Does the chain of inequalities $\liminf_{n\to +\infty} f(x_n)\le f(x_n)\le\limsup_{n\to +\infty} f(x_n)$ hold true?

Question

Let $f$ be a real valued function. Let $(x_n)_n$ be a real sequence.

Is true that $$\liminf_{n\to +\infty} f(x_n)\le f(x_n)\le\limsup_{n\to +\infty} f(x_n)?$$

I know that for every sequence $$\liminf_{n\to +\infty} x_n\le\limsup_{n\to +\infty} x_n,$$ but I don't know how to prove that the former chain of inequalities is true.

Could someone please help?

Thank you in advance.

Answer 1

No, the “chain of inequalities’’ is false. It can even be false for infinitely many $n$; consider the sequence $x_n=(-1)^n/n$.

Answer 2

No.

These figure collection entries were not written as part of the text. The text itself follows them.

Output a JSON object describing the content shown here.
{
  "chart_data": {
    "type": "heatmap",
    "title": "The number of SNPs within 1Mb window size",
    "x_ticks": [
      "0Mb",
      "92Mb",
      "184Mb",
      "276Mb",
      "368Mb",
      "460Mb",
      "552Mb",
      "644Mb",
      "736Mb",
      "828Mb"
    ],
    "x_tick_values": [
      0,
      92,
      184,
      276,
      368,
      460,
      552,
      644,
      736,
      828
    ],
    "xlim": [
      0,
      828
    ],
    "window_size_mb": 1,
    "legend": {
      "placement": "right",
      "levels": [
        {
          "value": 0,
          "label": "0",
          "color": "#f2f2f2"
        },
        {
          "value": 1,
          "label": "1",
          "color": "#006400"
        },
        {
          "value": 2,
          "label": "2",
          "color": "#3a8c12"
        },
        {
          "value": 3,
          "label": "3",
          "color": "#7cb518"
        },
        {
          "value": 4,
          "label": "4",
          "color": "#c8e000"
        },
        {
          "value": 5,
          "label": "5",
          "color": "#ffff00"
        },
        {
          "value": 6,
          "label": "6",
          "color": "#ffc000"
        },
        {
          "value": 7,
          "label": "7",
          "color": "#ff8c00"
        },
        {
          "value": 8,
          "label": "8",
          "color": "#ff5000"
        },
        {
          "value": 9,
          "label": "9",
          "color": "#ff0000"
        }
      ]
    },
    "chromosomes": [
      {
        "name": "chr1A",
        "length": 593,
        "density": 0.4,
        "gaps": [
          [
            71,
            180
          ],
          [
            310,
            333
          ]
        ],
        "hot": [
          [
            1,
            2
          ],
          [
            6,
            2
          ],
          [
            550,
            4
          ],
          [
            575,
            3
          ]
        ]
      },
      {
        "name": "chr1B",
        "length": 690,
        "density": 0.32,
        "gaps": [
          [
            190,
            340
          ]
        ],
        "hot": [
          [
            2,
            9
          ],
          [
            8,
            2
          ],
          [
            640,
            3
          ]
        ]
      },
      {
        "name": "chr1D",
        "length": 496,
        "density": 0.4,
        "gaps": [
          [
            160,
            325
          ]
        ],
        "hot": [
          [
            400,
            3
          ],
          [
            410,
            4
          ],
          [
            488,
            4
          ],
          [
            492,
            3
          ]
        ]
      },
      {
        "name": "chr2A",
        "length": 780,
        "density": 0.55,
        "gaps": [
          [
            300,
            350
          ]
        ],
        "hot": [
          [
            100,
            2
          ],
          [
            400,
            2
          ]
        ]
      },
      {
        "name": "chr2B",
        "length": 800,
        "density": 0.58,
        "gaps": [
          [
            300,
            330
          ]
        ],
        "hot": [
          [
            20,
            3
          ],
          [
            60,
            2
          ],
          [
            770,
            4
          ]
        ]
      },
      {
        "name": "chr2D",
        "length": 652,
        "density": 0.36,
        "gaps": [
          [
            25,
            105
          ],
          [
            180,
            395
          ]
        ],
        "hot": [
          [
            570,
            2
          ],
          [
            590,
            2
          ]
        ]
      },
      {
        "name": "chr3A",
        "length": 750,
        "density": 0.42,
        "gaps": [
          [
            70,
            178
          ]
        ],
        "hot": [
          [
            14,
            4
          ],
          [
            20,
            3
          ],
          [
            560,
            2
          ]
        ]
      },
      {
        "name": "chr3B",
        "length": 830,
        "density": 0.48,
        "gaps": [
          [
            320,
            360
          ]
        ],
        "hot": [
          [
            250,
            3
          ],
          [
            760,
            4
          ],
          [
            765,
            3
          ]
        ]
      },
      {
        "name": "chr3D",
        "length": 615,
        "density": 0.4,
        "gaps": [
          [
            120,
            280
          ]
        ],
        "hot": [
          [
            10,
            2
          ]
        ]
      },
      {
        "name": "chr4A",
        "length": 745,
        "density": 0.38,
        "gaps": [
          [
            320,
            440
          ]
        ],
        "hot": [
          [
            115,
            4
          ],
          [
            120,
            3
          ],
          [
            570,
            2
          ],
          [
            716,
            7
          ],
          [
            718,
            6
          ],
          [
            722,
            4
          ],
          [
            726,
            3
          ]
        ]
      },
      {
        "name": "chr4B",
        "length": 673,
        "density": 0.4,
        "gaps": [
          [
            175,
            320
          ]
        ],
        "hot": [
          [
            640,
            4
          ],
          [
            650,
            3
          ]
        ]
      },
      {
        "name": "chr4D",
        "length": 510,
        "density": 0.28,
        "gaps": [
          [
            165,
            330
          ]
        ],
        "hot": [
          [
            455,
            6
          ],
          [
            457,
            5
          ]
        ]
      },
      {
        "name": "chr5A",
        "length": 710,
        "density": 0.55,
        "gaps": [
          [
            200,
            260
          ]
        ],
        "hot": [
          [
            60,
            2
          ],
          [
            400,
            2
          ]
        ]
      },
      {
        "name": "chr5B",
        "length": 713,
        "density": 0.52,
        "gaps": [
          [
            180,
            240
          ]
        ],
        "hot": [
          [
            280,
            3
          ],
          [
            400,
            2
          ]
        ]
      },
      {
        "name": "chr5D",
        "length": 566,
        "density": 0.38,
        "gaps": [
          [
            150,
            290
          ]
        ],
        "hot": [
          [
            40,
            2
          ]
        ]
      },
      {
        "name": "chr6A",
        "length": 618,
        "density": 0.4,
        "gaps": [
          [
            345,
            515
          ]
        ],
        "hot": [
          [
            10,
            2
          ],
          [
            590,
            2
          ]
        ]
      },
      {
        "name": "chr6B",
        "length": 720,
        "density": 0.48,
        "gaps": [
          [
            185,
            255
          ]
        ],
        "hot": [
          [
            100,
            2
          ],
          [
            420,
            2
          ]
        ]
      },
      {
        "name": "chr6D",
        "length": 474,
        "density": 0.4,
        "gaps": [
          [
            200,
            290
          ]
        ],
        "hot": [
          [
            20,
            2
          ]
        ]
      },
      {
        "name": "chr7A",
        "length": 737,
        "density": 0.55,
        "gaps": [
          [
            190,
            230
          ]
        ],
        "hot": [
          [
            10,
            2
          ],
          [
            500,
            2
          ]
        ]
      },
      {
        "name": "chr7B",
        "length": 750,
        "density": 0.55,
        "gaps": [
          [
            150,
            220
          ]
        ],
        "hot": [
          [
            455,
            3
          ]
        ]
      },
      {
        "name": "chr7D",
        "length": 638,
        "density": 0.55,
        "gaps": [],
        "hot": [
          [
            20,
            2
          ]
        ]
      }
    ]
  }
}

Consider the sequence $(x_n)$, where $x_n=(-1)^n2^{-n}$, and let $f$ be the function $f(x)=x$. Check to see that the proposed string of inequalities does not hold for any nonnegative integer $n$.

This extends to contiuous functions. Graph, say $e^{-x}\sin(x)$, or even $x^2e^{-x}\sin(x)$.